Он тотчас же занялся приготовлением этого первобытного потогонного средства. Я выпил несколько кружек, но испарина не появлялась. Ухаживая за мной, бедный Вася совершенно выбился из сил, и я уговорил его лечь спать. Он долго не соглашался, наконец сказал:
— Хорошо, я лягу, только не на своей лежанке, а у вас в ногах. Если вам что-нибудь понадобиться, толкните меня ногой — я сейчас же вскочу.

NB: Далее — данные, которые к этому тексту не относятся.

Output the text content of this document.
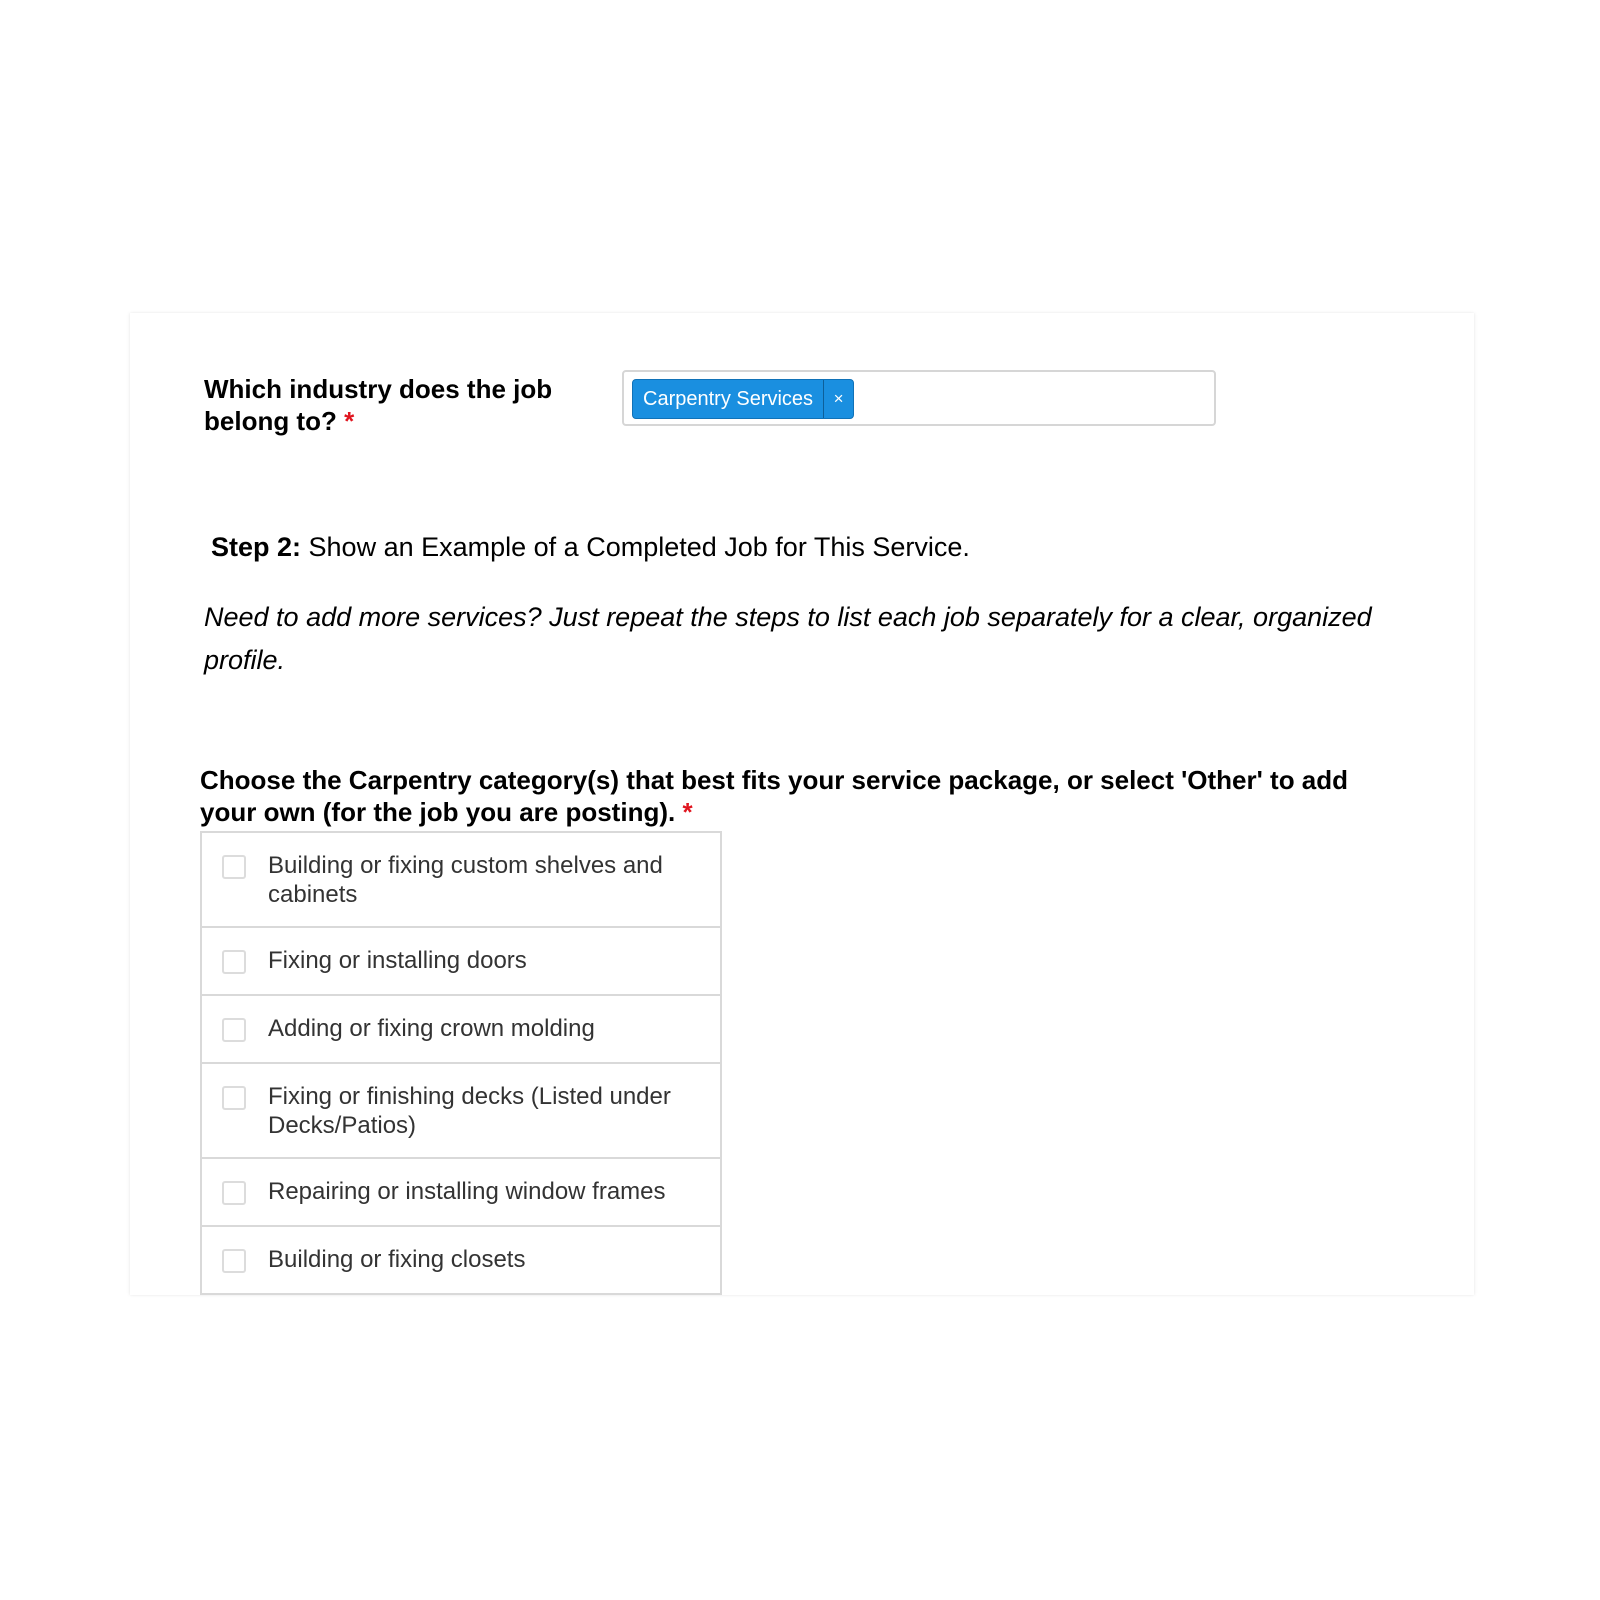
Which industry does the job belong to? *
Carpentry Services	×
Step 2: Show an Example of a Completed Job for This Service.
Need to add more services? Just repeat the steps to list each job separately for a clear, organized profile.
Choose the Carpentry category(s) that best fits your service package, or select 'Other' to add your own (for the job you are posting). *
Building or fixing custom shelves and cabinets
Fixing or installing doors
Adding or fixing crown molding
Fixing or finishing decks (Listed under Decks/Patios)
Repairing or installing window frames
Building or fixing closets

Когда он заснул, на меня напала невыразимая тоска. До сих пор все время мое было так наполнено насущными заботами и трудами, что я редко, да и то как-то мельком, вспоминал о родном доме, о матери, о сестрах, об отце. Теперь все они пришли мне на память — и мне казалось, что я способен отдать половину жизни, чтобы в эти минуты заботливо наклонилась ко мне мать, ласково заговорил со мной отец, или весело защебетали сестры.
Дома ко мне позвали бы доктора, а здесь за окном завывает ветер, и волки точно подтягивают ему, помогая петь какую-то замогильную песню. Вот до чего довела меня моя опрометчивость. Точно я тогда не мог сообразить, что остров, на который буря выбросила Робинзона, совсем не то, что наш глухой сосновый лес. Там не было зимы, ему не приходилось возить на себе снег. Там не было ни одного дикого зверя, а водились только смирные и полезные животные. Он мог почти не заботиться о своем пропитании — на деревьях росли для него все припасы. А мы-то: вечная работа, вечный страх умереть с голоду, вечное опасение попасть на ужин какому-нибудь серому волку!
Мне стало страшно и невыразимо жаль себя. Вася спал невозмутимо. Переменить лучину в светце было некому. Она догорела и потухла. Мне было душно, голова болела нестерпимо, мной окончательно овладела тоска: я принялся было плакать, но скоро впал в забытье.